Working at a gallery in downtown St. Louis in his early 20s, Greg Antrim Kelly would watch the pigeons outside. “They were kind of this outlet,” he told us. “Like some sort of direct connection to the natural world when I was in that urban environment.”
Greg Kelly draws beauty on the inside in his letter pressed book of illustrations, Pigeon. Selected drawings from Kelly will be on exhibit through March 29 at the Virginia Arts of the Book Center. (Photo courtesy of the artist)
Years later, while reflecting on a collection of pencil and ink drawings that he created during his first decade in Charlottesville, Kelly remembered those feathered friends. “They’re perceived as kind of rats with wings,” he said. “They’re actually doves, these really beautiful birds, but they have this sort of dirty aura, this lower association. I found that intriguing. I sort of identified with that—kind of like an ugly duckling. There’s a beauty inside all of that.” Kelly decided to name the collection Pigeon after those “underdogs of the urban sky.”

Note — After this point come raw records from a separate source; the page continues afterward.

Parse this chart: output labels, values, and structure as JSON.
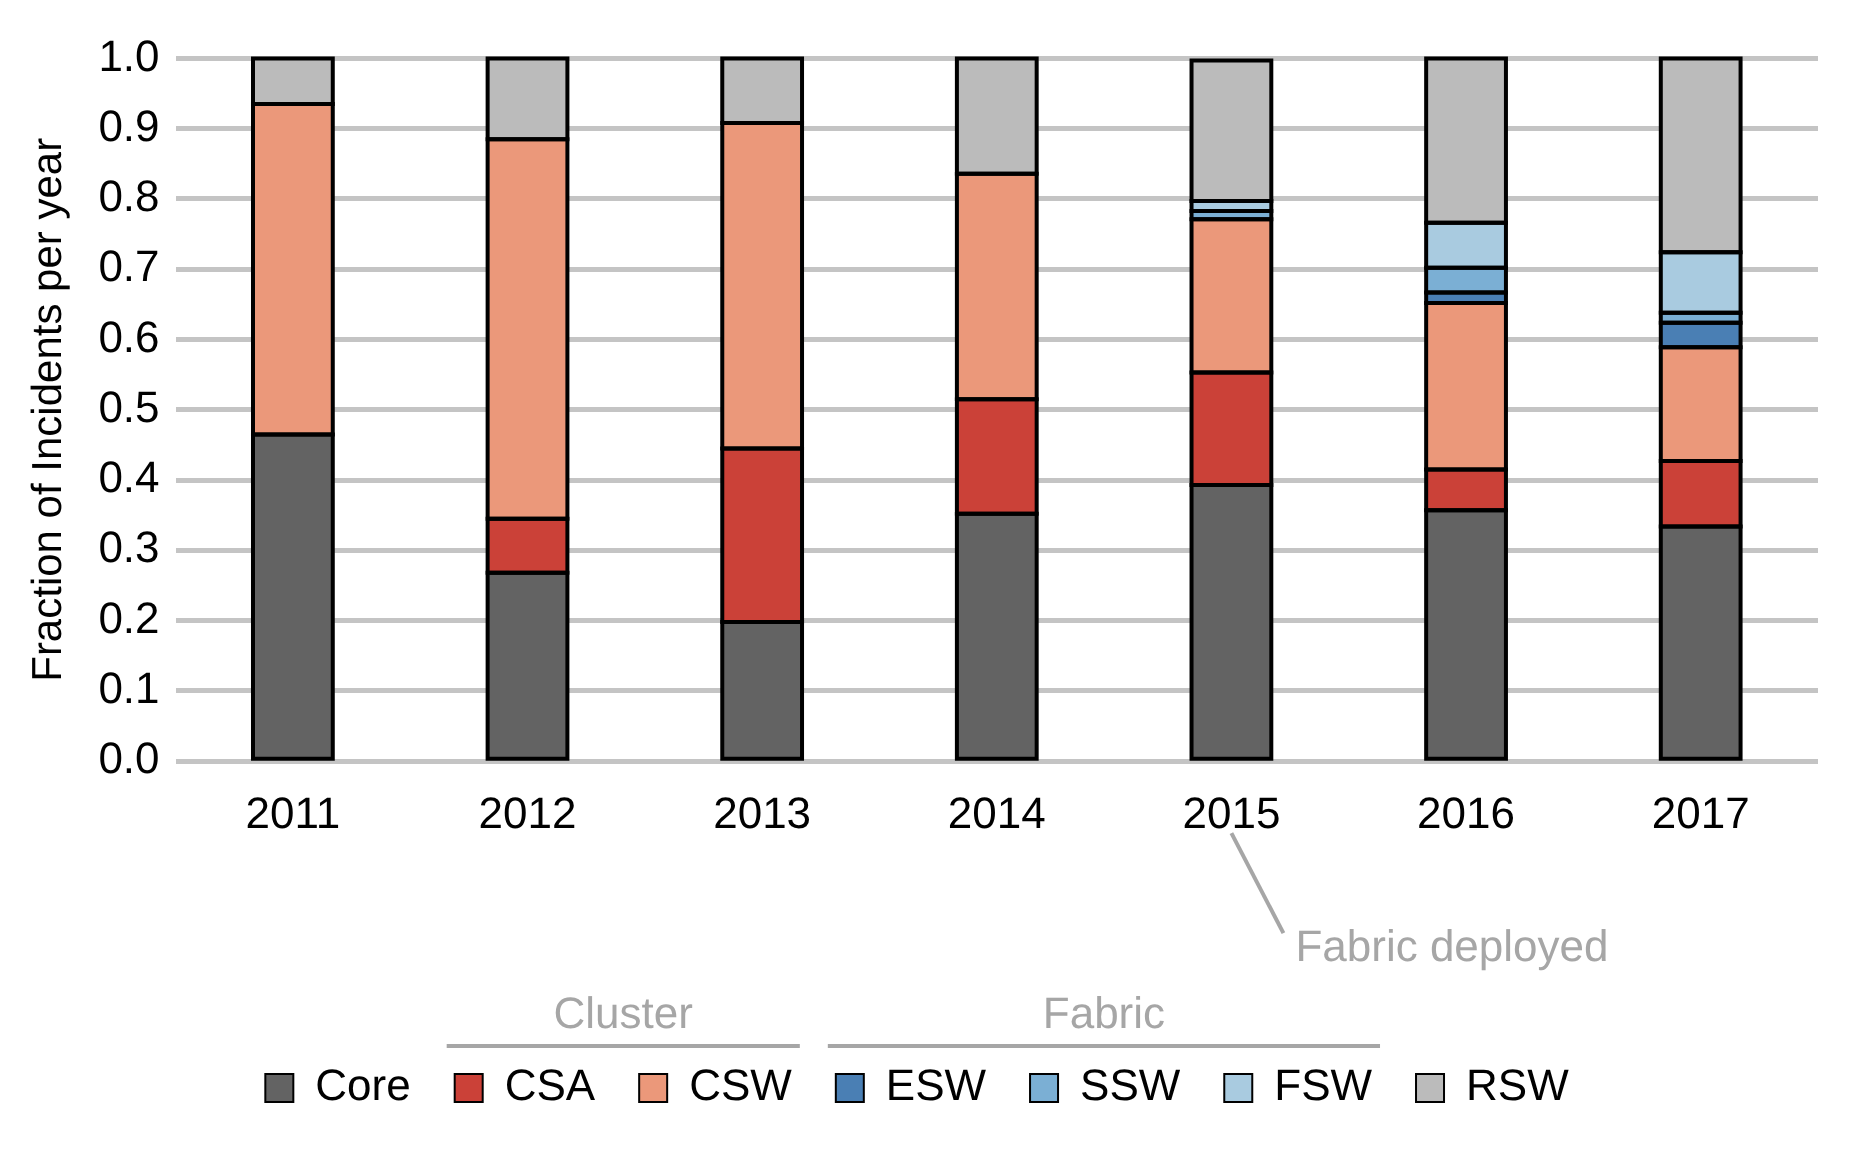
{
  "chart_data": {
    "type": "bar",
    "stacked": true,
    "ylabel": "Fraction of Incidents per year",
    "categories": [
      "2011",
      "2012",
      "2013",
      "2014",
      "2015",
      "2016",
      "2017"
    ],
    "series": [
      {
        "name": "Core",
        "color": "#636363",
        "values": [
          0.465,
          0.268,
          0.198,
          0.352,
          0.393,
          0.357,
          0.334
        ]
      },
      {
        "name": "CSA",
        "color": "#cb4138",
        "values": [
          0,
          0.077,
          0.247,
          0.163,
          0.16,
          0.058,
          0.093
        ]
      },
      {
        "name": "CSW",
        "color": "#eb987a",
        "values": [
          0.47,
          0.54,
          0.463,
          0.321,
          0.218,
          0.237,
          0.162
        ]
      },
      {
        "name": "ESW",
        "color": "#4a7fb4",
        "values": [
          0,
          0,
          0,
          0,
          0,
          0.015,
          0.035
        ]
      },
      {
        "name": "SSW",
        "color": "#7bafd4",
        "values": [
          0,
          0,
          0,
          0,
          0.012,
          0.035,
          0.014
        ]
      },
      {
        "name": "FSW",
        "color": "#a9cbe0",
        "values": [
          0,
          0,
          0,
          0,
          0.014,
          0.064,
          0.086
        ]
      },
      {
        "name": "RSW",
        "color": "#bbbbbb",
        "values": [
          0.065,
          0.115,
          0.092,
          0.164,
          0.2,
          0.234,
          0.276
        ]
      }
    ],
    "ylim": [
      0,
      1
    ],
    "yticks": [
      {
        "value": 0,
        "label": "0.0"
      },
      0.1,
      0.2,
      0.3,
      0.4,
      0.5,
      0.6,
      0.7,
      0.8,
      0.9,
      {
        "value": 1,
        "label": "1.0"
      }
    ],
    "grid": "y",
    "legend": "bottom",
    "annotations": [
      "Cluster",
      "Fabric",
      "Fabric deployed"
    ]
  }
}
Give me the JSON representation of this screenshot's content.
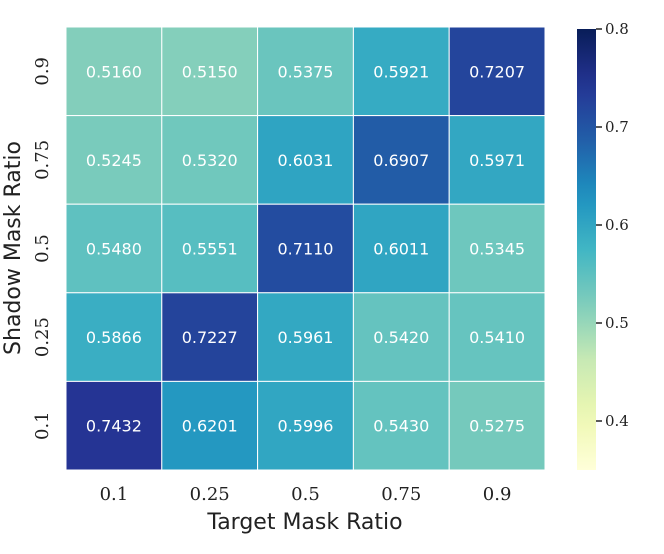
{
  "chart_data": {
    "type": "heatmap",
    "xlabel": "Target Mask Ratio",
    "ylabel": "Shadow Mask Ratio",
    "x_categories": [
      "0.1",
      "0.25",
      "0.5",
      "0.75",
      "0.9"
    ],
    "y_categories": [
      "0.9",
      "0.75",
      "0.5",
      "0.25",
      "0.1"
    ],
    "values": [
      [
        0.516,
        0.515,
        0.5375,
        0.5921,
        0.7207
      ],
      [
        0.5245,
        0.532,
        0.6031,
        0.6907,
        0.5971
      ],
      [
        0.548,
        0.5551,
        0.711,
        0.6011,
        0.5345
      ],
      [
        0.5866,
        0.7227,
        0.5961,
        0.542,
        0.541
      ],
      [
        0.7432,
        0.6201,
        0.5996,
        0.543,
        0.5275
      ]
    ],
    "cell_labels": [
      [
        "0.5160",
        "0.5150",
        "0.5375",
        "0.5921",
        "0.7207"
      ],
      [
        "0.5245",
        "0.5320",
        "0.6031",
        "0.6907",
        "0.5971"
      ],
      [
        "0.5480",
        "0.5551",
        "0.7110",
        "0.6011",
        "0.5345"
      ],
      [
        "0.5866",
        "0.7227",
        "0.5961",
        "0.5420",
        "0.5410"
      ],
      [
        "0.7432",
        "0.6201",
        "0.5996",
        "0.5430",
        "0.5275"
      ]
    ],
    "colorbar": {
      "range": [
        0.35,
        0.8
      ],
      "ticks": [
        0.4,
        0.5,
        0.6,
        0.7,
        0.8
      ],
      "tick_labels": [
        "0.4",
        "0.5",
        "0.6",
        "0.7",
        "0.8"
      ],
      "colormap": "YlGnBu"
    }
  }
}
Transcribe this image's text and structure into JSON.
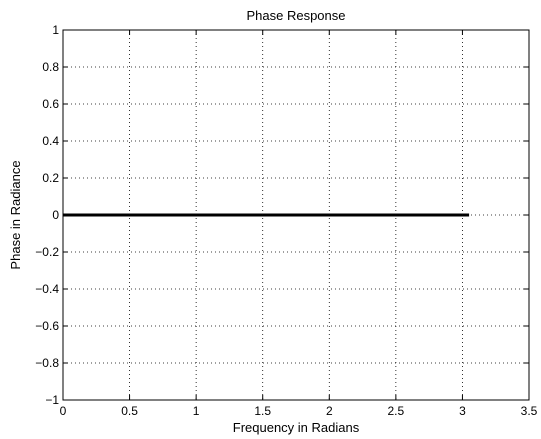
{
  "chart_data": {
    "type": "line",
    "title": "Phase Response",
    "xlabel": "Frequency in Radians",
    "ylabel": "Phase in Radiance",
    "xlim": [
      0,
      3.5
    ],
    "ylim": [
      -1,
      1
    ],
    "xticks": [
      0,
      0.5,
      1,
      1.5,
      2,
      2.5,
      3,
      3.5
    ],
    "yticks": [
      -1,
      -0.8,
      -0.6,
      -0.4,
      -0.2,
      0,
      0.2,
      0.4,
      0.6,
      0.8,
      1
    ],
    "xtick_labels": [
      "0",
      "0.5",
      "1",
      "1.5",
      "2",
      "2.5",
      "3",
      "3.5"
    ],
    "ytick_labels": [
      "−1",
      "−0.8",
      "−0.6",
      "−0.4",
      "−0.2",
      "0",
      "0.2",
      "0.4",
      "0.6",
      "0.8",
      "1"
    ],
    "grid": true,
    "grid_style": "dotted",
    "series": [
      {
        "x": [
          0,
          3.05
        ],
        "y": [
          0,
          0
        ],
        "color": "#000000"
      }
    ]
  }
}
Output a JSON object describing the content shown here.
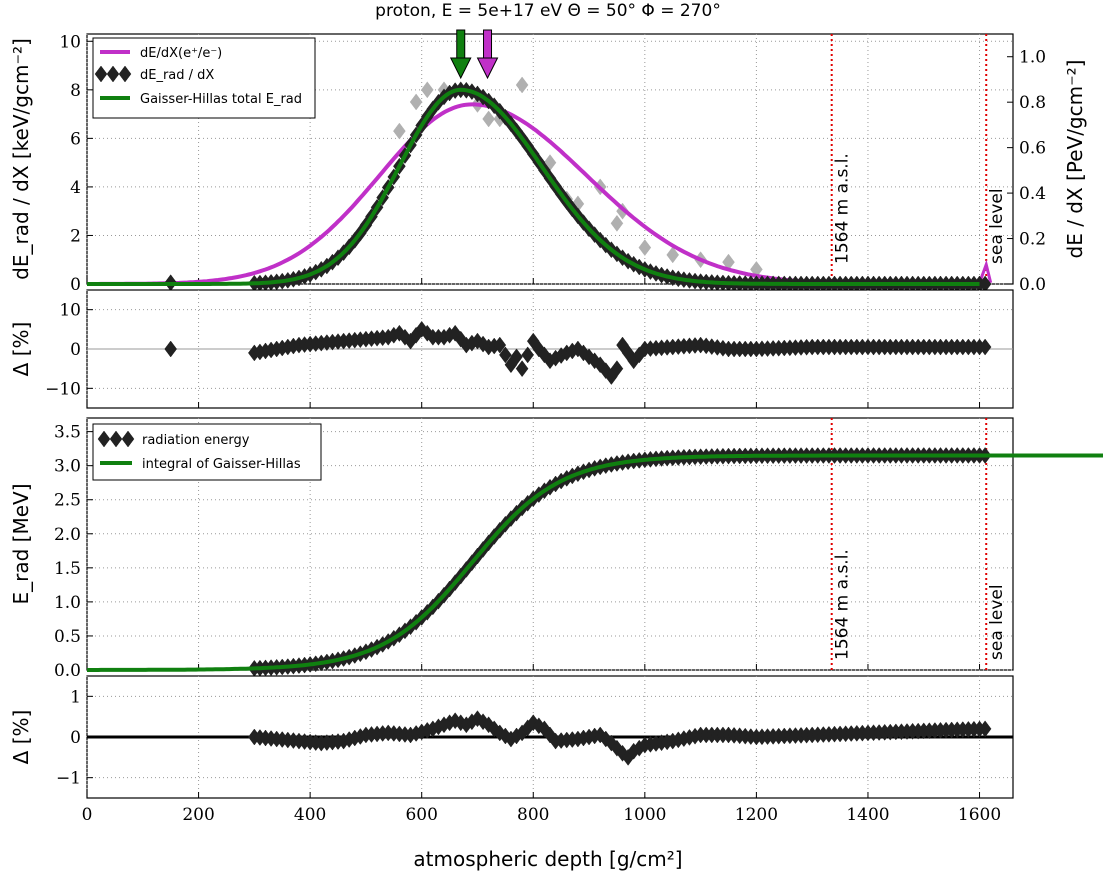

Beginning in 2001 as a collaborative project with a poet friend, Kelly’s drawings continued after the friend moved away. A motley and mysterious cast of characters began to emerge. “The Beast with Gentle Hands” revealed himself. “The Heavy-Drinking Thinker” teetered into view. There were Iron John-like alpha males. “Not something I perceive myself as but something where culturally or personally I feel like I’m supposed to be,” Kelly said. And “The Butoh-Bowie.” “I call it that because it’s this androgynous character that is sort of a combo of a Japanese theater mask and David Bowie,” Kelly explained. “And then there are a lot of sad smokers, but I think the sad smokers in some form or fashion fall into those other categories.”
As Kelly revisited the illustrations, many of which he created at night, following days in his studio and then at the growing Bridge Progressive Arts Initiative, he began to view them as a self-portrait. “I started thinking about where all of these guys are coming from, because there’s no specific intention or concept that was driving the drawings, so those guys were just sort of spilling out,” he said.
Friends like John Bylander, Johanna Drucker and Max Fenton saw the collection and encouraged him to think about turning it into a book. “John in particular was really a very big force in each stage of the game,” Kelly said. “He helped with the layout and we brainstormed a lot of things together and kind of put them together.” Inspired by a deck of playing cards, they decided to present the collection as a three-volume set of illustrated cards. Buddhism played a role as well. “There are certainly elements of different meditation practices that are built into how the book is structured,” Kelly said. “Like the mandalas on the backs of the cards and the nature of the work that was selected.”
After a successful Kickstarter fund-raising campaign and more help from fellow artists including Bylander, Patrick Costello and Thomas Deane, Kelly celebrated the collection’s first limited edition printing in November at Random Row Books.
This month a selection of 20 drawings from Pigeon are on exhibit through March 29 at the Virginia Arts of the Book Center, where Costello and Kelly letter pressed its packaging. “I kind of took the marquee players from the book and threw those into the show,” Kelly said. The VABC exhibition also features additional drawings that weren’t featured in the book, some of the implements that he used to create the drawings, a copy of Pigeon and a collaborative project between Kelly and his dad. “Things that sort of informed, or were part of, or came out of the process over those 10 years,” he explained. “Sort of rogue agents.”
A reception for the exhibition will take place this Friday, March 16 from 5 to 7pm, and on Sunday, March 25 from noon to 2pm, VABC’s Kevin McFadden will moderate a talk about artists’ books and prints with Kelly and medieval-style illustrator Randy Asplund as part of the Virginia Festival of the Book.
Messing with Texas
This week in Charlottesville, as in most parts of the country, you might notice a shortage of musicians loitering about. That’s because many of them are making the pilgrimage to Austin, Texas for the annual music mega-festival South By Southwest. Local indie rockers Infinite Jets have been preparing for their first SXSW trek. After a slow 2011, the Jets have been hitting the road and stage more frequently this year, guitarist Matt Bierce told us, and with their Lone Star jaunt we imagine they’ll kick things up to Mach 5. On their way to Austin the Jets will play in Houston with fellow Virginia rockers Eternal Summers.
Hometown folk rock outfit The Hill and Wood is also Texas-bound, as are brotherly country rockers Sons of Bill, who will be touting songs from their upcoming album “Sirens.” Having our fair share of fond SXSW memories, we’re pretty jealous that we aren’t going. But we won’t begrudge these bands the three most valuable words of advice for enduring that scorching Texas sun: tacos, beer, pizza.